J'ai ri, passant la planche sous mon bras. La Vie Scolaire était vide et silencieuse. J'étais sur le point de partir, quand Étienne m'a retenue.

─ Gina ? Excuse-moi pour l'autre jour. J'ai donné l'alerte, je croyais vraiment que ça n'allait pas chez toi.

J'ai haussé les épaules, je ne lui en voulais pas.

─ Vous pouviez pas savoir. C'est sûr qu'on sait pas ce qui se passe dans les maisons des gens. Faut continuer à donner l'alerte, je vous assure. Vaut mieux être inquiet pour rien que pas être inquiet du tout.

On a échangé un sourire entendu. Aurais-je dû lui parler de Dylan ? Peut-être. Sûrement. Mais ça aurait été le trahir. De nouveau. Il n'y avait pas d'option parfaite, dans l'histoire. Ou peut-être que si, mais je ne l'ai pas choisie... J'ai quitté le lycée, un regret dans le ventre, des « et si ? » plein la tête.


J'ai skaté une bonne heure avant d'avoir de la visite. Au début, j'ai aperçu une silhouette élancée au loin. Plus elle avançait, plus j'en ai reconnu des éléments. La veste en jean avec de la moumoute, le pantalon moulant, les bouclettes sous le bonnet. Dylan est venu à ma rencontre, il n'avait pas de skateboard, juste son sac à dos sur les épaules.

J'ai vu dans la scène une belle inversion de ma première venue sur les lieux ; à l'époque, j'avais les mains dans les poches, pendant que lui skatait.
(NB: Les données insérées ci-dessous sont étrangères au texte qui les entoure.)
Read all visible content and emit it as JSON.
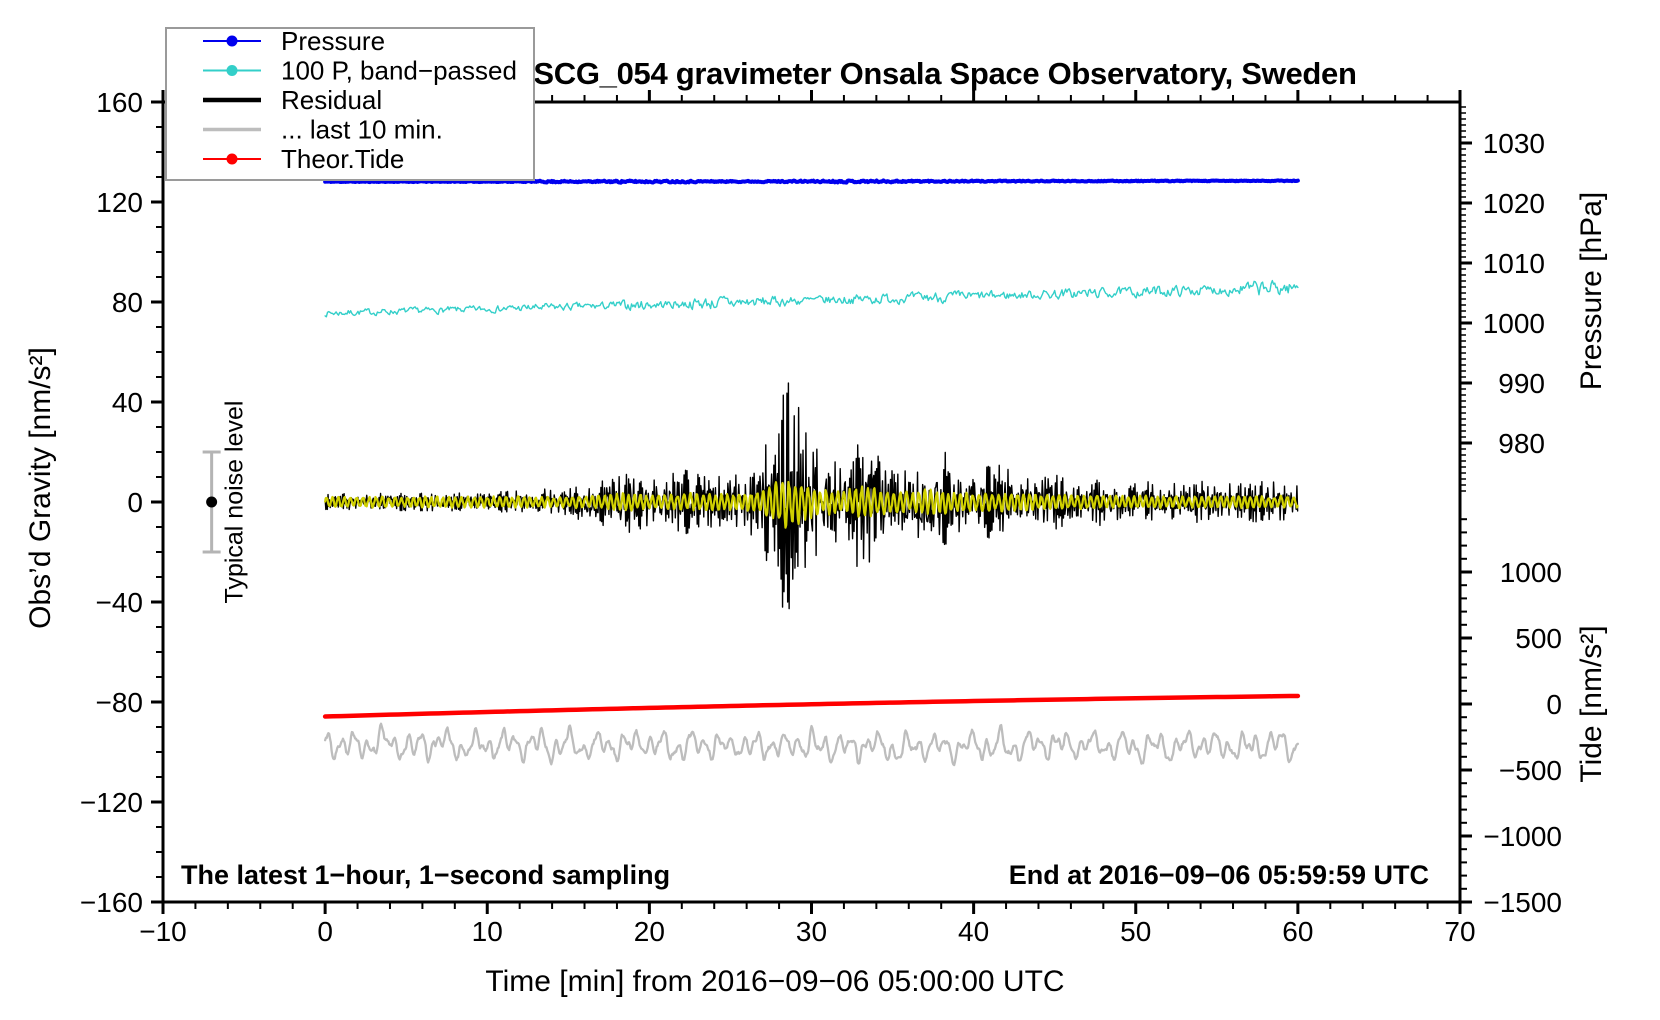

Dylan s'est planté devant moi, il m'a souri tristement. Le soleil amorçait sa chute vers l'ouest, irradiant son dos d'une lumière jaune de fin d'après-midi. J'ai fait une visière avec mes mains. Je lui ai demandé :

─ Ça va ?

La veille, il était finalement rentré chez lui, malgré notre proposition de l'accueillir. J'aurais préféré qu'il quitte le foyer, mais Dylan n'y semblait pas résolu.

─ Ça va, a-t-il acquiescé.

─ Ta mère ?

─ Plutôt cool. Elle a eu peur, elle a cru que je m'étais barré pour de bon. Elle s'est excusée, elle m'a même payé un nouveau tel. Elle est partie ce matin, mais bon, au moins, on est en bons termes.

Son discours m'a dérangée. C'était exactement ce à quoi je me serais attendu venant de la part de sa mère. Je l'ai prévenu :

─ Elle recommencera.

Dylan a haussé les épaules. J'ai soupiré. Au fond de moi, je savais que c'était un moyen pour lui de se protéger, de faire comme si ce n'était pas si grave que ça. Il n'empêche, c'était douloureux à voir. J'ai changé le sujet de la conversation :

─ Eh, tu veux voir un truc ?

Pour réponse, j'ai posé ma planche à terre, mis mon pied gauche sur l'extrémité et mon pied droit au deux tiers du skateboard. Concentrée, j'ai contracté les abdominaux et préparé mon saut. D'une impulsion, j'ai fait voler la planche. Les roulettes ont claqué sur le sol, mes yeux fiers ont cherché Dylan. Un sourire entravait ses lèvres. Il a applaudi avec révérence.